Voir dire is sometimes done by the judge with input from counsel, other times it’s done by counsel, depending on the venue. Dow says in racially sensitive cases, he’s careful to hear juror responses in sidebar, out of earshot of the rest of the jury pool. Morris says these days she’s seeing more questions during voir dire that are fear-based, or try to evoke anger. For example, if someone would “cut corners” by running a stop sign, Morris asks, might they also ignore safety rules while performing surgery?

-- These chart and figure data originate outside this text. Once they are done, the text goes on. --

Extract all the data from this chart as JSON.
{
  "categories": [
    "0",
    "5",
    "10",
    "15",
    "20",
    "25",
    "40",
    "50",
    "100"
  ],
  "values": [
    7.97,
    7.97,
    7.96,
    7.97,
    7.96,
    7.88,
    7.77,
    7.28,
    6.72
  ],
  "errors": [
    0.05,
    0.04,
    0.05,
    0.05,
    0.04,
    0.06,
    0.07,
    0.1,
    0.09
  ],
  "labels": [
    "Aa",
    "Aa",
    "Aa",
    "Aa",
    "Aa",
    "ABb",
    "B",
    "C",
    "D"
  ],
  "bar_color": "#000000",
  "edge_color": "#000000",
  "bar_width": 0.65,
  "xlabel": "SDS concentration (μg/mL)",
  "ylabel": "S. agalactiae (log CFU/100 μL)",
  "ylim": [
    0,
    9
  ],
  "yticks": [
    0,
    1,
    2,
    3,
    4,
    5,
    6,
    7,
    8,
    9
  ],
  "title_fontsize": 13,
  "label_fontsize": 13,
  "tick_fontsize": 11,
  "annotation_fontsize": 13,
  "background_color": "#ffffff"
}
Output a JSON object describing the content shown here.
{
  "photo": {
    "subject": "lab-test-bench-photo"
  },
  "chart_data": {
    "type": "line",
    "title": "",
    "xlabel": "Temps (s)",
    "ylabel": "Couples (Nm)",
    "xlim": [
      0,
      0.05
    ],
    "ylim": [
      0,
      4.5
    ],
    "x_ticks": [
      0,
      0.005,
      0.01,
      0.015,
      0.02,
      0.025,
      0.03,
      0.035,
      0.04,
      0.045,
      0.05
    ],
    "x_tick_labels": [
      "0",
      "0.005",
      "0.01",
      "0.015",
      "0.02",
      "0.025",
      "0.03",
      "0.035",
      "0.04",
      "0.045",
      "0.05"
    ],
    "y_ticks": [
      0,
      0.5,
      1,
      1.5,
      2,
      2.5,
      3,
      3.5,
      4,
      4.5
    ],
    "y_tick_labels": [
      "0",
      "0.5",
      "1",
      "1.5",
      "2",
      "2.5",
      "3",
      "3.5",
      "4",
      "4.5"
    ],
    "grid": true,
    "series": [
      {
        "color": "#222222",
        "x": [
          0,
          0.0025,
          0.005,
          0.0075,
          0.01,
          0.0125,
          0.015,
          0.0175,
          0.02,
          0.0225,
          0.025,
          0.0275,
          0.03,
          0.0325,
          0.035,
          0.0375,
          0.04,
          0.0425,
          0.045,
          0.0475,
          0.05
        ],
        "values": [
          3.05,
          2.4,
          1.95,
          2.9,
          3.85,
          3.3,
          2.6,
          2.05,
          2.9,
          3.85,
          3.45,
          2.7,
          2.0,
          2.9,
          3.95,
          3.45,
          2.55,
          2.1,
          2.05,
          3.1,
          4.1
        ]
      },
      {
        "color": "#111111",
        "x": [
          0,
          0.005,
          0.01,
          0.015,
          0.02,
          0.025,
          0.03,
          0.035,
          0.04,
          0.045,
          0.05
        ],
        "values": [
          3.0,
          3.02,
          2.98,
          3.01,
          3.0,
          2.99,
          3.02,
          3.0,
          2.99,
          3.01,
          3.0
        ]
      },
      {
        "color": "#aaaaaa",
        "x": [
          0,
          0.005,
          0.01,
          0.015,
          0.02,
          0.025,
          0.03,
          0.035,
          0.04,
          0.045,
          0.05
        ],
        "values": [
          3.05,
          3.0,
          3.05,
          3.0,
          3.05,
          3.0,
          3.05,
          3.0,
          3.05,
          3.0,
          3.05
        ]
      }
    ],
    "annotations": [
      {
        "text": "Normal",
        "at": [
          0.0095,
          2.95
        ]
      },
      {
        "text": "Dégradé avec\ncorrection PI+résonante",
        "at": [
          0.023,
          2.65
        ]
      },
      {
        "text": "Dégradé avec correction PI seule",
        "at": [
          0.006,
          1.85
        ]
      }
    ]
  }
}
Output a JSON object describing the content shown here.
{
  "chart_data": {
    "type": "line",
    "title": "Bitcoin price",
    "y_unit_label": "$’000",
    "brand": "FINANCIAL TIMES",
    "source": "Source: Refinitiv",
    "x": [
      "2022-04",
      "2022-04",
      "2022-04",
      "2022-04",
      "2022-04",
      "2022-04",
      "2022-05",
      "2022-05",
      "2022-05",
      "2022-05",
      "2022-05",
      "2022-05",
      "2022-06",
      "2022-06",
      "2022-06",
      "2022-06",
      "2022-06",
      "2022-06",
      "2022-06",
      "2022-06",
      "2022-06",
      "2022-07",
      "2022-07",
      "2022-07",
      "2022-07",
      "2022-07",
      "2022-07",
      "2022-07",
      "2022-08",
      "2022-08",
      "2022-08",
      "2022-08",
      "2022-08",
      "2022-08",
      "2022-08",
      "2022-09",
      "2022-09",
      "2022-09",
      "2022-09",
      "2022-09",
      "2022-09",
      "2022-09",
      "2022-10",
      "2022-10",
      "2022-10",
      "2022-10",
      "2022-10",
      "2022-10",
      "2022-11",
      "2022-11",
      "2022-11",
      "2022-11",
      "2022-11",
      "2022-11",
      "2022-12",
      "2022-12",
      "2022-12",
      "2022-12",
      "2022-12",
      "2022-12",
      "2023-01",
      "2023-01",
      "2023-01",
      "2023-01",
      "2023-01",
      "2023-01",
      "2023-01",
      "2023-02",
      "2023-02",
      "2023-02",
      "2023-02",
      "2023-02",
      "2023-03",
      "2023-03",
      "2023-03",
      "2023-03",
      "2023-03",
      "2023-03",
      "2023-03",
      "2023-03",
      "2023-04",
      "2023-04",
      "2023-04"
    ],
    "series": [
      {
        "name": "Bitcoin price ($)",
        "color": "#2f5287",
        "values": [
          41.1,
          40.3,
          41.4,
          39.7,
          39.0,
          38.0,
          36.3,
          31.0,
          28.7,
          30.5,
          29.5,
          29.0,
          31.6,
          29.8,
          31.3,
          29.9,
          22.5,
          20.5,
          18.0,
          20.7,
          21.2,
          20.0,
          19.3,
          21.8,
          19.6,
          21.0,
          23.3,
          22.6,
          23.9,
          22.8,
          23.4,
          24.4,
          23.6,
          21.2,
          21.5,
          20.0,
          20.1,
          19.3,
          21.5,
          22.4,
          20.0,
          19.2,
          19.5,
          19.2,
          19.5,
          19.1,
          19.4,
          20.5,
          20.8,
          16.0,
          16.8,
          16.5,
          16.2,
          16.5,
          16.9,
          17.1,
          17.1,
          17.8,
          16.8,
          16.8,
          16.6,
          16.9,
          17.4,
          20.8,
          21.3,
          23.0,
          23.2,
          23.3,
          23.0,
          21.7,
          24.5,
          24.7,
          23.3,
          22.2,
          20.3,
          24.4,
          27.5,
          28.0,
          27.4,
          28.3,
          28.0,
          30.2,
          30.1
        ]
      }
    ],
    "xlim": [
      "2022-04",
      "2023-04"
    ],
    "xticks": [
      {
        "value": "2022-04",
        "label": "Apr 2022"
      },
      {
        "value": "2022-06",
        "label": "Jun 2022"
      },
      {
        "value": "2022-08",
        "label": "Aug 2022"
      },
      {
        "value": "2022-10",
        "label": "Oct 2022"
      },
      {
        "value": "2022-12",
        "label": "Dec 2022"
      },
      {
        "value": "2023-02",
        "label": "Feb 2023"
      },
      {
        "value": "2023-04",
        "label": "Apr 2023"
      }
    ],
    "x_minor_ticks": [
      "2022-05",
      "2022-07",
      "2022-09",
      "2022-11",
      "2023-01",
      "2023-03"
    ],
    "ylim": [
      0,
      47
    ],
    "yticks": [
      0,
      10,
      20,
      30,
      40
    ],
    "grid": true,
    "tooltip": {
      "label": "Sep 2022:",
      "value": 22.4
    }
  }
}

During the jury selection process, the judge may consider allowing more peremptory challenges if lawyers ask for it and can state their reasons, such as cases with multiple defendants. When you’ve got only one preemptory challenge left, it can be tough to decide when to use it. “That’s a difficult scenario,” Andrews says. “You don’t want to use a strike that can come across as being race-based or gender-based. The key is to come up with a strategy early on and stick to that strategy that is race neutral or gender neutral.”

Group dynamics are an important consideration when choosing a jury. In divisive cases especially, the more reluctant jurors will often say afterward that they’re proud of their jury service, Dow says. Sometimes people are just trying to get out of jury duty during voir dire, Dow says, and it’s “usually obvious.” He says he gets a gut feeling about a potential juror’s credibility, and that their tone and body language usually reveals a lot.

In summary, Caruso says juries are somewhat similar to characters in a World War II movie. In the beginning, you never know who the “hero” will be, but someone on the jury always emerges as a leader.